The aftermath of Hurricane Michael and other catastrophes this fall gives insurers a chance to show that they care about more than just numbers, W.R. Berkley’s president and CEO said.

“Hopefully this does provide us an opportunity for the industry to demonstrate the value it brings to society in helping people get back on [their] feet in affected areas,” W. Robert Berkley Jr. said during the company’s Oct. 23, Q3 2018 earnings call.

Berkley’s catastrophe losses for the quarter were $39 million, versus $119 million over the same period in 2017, when insurers and their customers dealt with hurricanes and other weather events that broke new records.

Berkley, in his remarks during the call, noted that the catastrophe activity isn’t as severe as last year, but he argued that it is “still very significant.” He also pointed out that the industry is also seeing catastrophe activity in the fourth quarter as well. With that in mind, he encouraged insurers to not look at the unfolding catastrophe events as just facts and figures.
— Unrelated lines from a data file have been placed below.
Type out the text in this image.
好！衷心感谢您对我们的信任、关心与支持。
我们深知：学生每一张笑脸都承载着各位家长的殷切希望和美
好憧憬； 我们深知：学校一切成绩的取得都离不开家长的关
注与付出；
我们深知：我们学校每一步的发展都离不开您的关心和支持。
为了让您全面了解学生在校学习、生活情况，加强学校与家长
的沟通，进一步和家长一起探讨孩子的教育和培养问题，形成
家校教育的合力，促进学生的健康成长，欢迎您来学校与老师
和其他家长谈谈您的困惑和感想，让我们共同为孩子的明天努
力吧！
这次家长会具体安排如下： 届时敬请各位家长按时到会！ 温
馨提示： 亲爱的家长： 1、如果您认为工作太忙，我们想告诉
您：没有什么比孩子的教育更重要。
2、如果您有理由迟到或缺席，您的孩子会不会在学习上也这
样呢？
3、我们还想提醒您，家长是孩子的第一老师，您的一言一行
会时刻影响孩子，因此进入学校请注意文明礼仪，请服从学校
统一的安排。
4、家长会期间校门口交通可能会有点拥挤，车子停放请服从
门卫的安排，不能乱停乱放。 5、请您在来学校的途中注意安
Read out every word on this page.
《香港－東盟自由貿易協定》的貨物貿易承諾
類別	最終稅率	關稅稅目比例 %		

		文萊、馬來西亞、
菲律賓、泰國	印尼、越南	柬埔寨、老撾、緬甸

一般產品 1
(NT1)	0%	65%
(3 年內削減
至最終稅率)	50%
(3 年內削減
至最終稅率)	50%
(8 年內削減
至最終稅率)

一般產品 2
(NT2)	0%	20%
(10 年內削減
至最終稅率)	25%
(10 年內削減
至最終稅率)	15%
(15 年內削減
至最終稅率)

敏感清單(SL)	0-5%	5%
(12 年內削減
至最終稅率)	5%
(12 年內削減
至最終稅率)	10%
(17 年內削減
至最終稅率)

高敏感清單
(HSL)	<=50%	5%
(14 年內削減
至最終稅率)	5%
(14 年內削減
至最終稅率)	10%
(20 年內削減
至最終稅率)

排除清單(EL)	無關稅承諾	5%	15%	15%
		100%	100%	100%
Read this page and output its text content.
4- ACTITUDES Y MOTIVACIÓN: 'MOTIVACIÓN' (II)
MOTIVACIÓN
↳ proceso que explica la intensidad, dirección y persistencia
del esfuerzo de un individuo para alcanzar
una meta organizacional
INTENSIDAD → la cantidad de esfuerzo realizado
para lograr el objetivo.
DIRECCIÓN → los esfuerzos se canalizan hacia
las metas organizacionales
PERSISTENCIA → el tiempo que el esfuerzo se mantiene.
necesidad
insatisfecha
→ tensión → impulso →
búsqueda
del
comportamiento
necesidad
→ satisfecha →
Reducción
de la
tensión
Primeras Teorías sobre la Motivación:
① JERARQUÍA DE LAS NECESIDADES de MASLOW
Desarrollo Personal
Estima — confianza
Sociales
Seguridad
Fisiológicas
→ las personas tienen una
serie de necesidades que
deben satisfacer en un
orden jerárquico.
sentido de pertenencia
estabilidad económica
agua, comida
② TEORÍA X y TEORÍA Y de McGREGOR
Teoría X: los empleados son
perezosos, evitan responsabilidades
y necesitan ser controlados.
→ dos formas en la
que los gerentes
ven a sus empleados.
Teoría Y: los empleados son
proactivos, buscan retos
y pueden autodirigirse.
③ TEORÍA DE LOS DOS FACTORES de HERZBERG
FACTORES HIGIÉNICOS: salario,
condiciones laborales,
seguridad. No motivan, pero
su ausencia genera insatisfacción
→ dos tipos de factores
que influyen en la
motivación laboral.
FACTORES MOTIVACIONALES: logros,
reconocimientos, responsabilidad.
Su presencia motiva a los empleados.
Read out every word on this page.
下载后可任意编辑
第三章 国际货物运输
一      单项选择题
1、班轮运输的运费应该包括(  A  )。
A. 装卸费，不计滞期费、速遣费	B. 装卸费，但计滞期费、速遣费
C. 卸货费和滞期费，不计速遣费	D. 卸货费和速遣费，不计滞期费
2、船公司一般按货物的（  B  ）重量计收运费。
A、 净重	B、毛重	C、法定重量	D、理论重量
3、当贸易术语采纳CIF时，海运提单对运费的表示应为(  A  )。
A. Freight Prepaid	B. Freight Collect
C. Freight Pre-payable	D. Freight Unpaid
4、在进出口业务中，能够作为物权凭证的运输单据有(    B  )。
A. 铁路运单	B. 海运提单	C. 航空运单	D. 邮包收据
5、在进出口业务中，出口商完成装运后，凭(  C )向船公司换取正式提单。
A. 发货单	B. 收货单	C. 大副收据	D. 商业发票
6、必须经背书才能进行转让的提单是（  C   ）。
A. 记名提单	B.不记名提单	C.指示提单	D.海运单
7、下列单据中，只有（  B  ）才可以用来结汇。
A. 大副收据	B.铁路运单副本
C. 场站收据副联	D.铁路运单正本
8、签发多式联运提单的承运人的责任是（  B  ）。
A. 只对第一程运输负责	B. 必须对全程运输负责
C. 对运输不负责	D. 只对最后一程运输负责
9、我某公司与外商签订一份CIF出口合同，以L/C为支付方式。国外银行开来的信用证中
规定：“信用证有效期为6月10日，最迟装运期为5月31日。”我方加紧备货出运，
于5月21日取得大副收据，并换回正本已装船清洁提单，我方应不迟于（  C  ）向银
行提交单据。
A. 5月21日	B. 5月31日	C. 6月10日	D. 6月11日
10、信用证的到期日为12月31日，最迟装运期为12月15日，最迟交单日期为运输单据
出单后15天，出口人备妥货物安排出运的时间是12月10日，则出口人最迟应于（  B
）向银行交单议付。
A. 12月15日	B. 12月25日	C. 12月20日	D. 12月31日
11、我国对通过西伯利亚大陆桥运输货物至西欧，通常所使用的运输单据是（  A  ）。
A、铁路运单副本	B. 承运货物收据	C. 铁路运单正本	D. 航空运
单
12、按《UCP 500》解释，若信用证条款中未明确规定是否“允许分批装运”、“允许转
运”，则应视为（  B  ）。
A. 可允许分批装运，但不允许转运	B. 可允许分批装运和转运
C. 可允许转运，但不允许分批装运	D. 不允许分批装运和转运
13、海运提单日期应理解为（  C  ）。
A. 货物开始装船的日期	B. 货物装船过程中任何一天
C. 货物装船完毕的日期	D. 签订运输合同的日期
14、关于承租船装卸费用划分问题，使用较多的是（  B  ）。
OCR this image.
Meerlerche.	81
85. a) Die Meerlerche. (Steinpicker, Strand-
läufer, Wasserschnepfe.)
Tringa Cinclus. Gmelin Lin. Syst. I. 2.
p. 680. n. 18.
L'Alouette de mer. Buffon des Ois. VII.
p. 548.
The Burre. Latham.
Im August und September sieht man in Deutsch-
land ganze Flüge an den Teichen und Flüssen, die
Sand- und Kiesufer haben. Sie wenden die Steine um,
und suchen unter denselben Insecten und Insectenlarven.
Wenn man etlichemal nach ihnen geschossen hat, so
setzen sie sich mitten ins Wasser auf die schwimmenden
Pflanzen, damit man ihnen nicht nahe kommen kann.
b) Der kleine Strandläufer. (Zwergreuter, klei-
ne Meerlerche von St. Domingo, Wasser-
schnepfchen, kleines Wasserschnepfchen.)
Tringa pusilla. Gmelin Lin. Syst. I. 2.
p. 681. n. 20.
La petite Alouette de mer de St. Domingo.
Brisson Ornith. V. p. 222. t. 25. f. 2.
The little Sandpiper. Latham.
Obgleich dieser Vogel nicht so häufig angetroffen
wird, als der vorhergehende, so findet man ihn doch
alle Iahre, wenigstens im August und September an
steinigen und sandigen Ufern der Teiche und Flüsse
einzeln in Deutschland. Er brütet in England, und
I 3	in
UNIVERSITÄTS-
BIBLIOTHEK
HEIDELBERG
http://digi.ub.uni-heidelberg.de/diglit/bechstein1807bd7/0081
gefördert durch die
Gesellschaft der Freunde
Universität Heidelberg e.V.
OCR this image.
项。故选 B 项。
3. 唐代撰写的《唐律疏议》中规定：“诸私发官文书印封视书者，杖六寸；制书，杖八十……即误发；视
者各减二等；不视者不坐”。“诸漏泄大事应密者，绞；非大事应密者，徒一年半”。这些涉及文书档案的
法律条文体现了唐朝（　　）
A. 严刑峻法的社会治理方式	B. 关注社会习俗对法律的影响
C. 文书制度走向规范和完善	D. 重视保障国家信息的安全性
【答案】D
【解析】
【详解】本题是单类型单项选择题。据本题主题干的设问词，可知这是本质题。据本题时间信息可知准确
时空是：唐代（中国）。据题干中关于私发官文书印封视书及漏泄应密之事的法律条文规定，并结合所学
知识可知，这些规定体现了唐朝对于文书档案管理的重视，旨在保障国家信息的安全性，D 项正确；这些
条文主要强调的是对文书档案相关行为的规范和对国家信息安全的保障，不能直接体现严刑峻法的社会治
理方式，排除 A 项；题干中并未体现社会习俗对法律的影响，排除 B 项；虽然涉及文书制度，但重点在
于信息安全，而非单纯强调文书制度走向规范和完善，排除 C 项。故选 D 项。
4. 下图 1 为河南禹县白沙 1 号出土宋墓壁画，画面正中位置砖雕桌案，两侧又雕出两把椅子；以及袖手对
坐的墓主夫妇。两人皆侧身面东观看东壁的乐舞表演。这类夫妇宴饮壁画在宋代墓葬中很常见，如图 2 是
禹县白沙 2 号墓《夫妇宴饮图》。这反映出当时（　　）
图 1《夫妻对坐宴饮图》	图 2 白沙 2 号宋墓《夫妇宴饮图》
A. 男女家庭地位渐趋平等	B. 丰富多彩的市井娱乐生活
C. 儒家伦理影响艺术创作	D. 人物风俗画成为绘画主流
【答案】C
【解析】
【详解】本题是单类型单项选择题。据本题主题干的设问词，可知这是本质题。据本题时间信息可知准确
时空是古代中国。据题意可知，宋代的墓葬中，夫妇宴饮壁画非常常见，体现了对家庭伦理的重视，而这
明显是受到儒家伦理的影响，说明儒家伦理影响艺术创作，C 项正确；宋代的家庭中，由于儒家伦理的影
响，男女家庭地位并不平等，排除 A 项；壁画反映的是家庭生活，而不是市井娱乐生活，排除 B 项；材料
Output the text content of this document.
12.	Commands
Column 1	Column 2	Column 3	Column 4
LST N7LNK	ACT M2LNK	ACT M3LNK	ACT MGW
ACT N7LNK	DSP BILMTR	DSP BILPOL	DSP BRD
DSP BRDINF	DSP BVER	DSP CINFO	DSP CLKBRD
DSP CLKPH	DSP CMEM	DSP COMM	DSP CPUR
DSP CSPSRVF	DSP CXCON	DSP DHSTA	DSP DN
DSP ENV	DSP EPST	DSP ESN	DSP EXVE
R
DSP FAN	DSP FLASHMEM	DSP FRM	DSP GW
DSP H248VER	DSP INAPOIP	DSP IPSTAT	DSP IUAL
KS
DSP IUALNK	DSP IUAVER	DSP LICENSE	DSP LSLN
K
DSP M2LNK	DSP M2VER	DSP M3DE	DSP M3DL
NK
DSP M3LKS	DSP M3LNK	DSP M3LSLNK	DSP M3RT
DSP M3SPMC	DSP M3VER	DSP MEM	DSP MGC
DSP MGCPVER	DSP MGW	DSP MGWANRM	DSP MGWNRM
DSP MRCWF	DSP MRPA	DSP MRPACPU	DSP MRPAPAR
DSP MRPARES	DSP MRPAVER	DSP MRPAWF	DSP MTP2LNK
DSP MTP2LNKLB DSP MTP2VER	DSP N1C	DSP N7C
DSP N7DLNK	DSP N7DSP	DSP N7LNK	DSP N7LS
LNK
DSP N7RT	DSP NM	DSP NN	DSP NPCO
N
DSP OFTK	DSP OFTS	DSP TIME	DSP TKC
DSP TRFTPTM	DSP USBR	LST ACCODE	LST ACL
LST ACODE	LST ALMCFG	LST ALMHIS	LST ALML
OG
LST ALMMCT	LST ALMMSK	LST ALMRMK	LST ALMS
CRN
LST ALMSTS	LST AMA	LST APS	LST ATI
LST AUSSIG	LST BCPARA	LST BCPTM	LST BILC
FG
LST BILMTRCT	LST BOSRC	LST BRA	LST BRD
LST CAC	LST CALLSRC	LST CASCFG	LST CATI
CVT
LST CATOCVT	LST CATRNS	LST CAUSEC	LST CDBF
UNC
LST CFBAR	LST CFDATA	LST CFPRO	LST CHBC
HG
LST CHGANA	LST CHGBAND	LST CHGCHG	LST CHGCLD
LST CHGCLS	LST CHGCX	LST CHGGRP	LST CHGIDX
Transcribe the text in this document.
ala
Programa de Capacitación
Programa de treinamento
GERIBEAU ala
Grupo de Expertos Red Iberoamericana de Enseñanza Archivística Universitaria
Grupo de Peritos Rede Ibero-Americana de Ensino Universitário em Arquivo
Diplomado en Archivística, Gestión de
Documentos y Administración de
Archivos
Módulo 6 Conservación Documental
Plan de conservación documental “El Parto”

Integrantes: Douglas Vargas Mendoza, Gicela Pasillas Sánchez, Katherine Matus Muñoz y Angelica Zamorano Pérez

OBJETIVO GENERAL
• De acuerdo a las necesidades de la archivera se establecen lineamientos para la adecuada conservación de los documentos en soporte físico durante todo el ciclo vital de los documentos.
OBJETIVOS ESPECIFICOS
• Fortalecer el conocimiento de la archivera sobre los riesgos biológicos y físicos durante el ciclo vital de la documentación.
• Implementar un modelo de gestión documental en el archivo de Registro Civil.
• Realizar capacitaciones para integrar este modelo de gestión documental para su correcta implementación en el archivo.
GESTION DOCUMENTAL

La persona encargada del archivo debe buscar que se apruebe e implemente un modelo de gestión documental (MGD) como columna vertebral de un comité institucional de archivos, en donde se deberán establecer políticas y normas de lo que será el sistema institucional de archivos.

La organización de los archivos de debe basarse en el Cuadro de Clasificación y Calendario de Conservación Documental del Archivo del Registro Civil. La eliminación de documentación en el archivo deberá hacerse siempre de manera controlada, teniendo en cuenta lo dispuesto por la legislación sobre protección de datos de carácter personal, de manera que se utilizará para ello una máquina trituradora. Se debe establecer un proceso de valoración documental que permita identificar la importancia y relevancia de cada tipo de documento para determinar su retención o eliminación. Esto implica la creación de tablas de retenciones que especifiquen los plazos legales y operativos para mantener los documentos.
“It’s easy for this [catastrophe] activity in this industry to turn into something that is thought of as ratios and numbers, but people should not lose sight of the fact that these are people’s lives,” Berkley said. “And from our perspective we would like to just extend our thoughts and prayers to all those that are affected.”

Insurance, Better; Reinsurance, Not So Much

Berkley’s reinsurance combined ratio was 107.9 during Q3 – not so good, but well below the 153.6 booked in the 2017 third quarter. In reference to that sector’s performance, and the sector in general, Berkley did not mince words.

“Reinsurance continues to be a relatively glum picture,” Berkley said. “I will tell you that we will be able to find a few isolated green shoots in the treaty market outside of the United States. But the U.S. treaty market continues to be exceptionally competitive and quite frankly, concerning.”

Berkley offered only moderately more optimistic about the insurance side, which for the insurer produced a 94.9 combined ratio in Q3, versus 95.6 in the 2017 third quarter.

“Though we are seeing the market get incrementally better, it remains surprising to us, in light of the CAT activity we have seen over the past year, the lack of movement,” Berkley said. “In particular, the London market seems a bit sluggish in responding as it would have historically responded to this level of CAT activity.”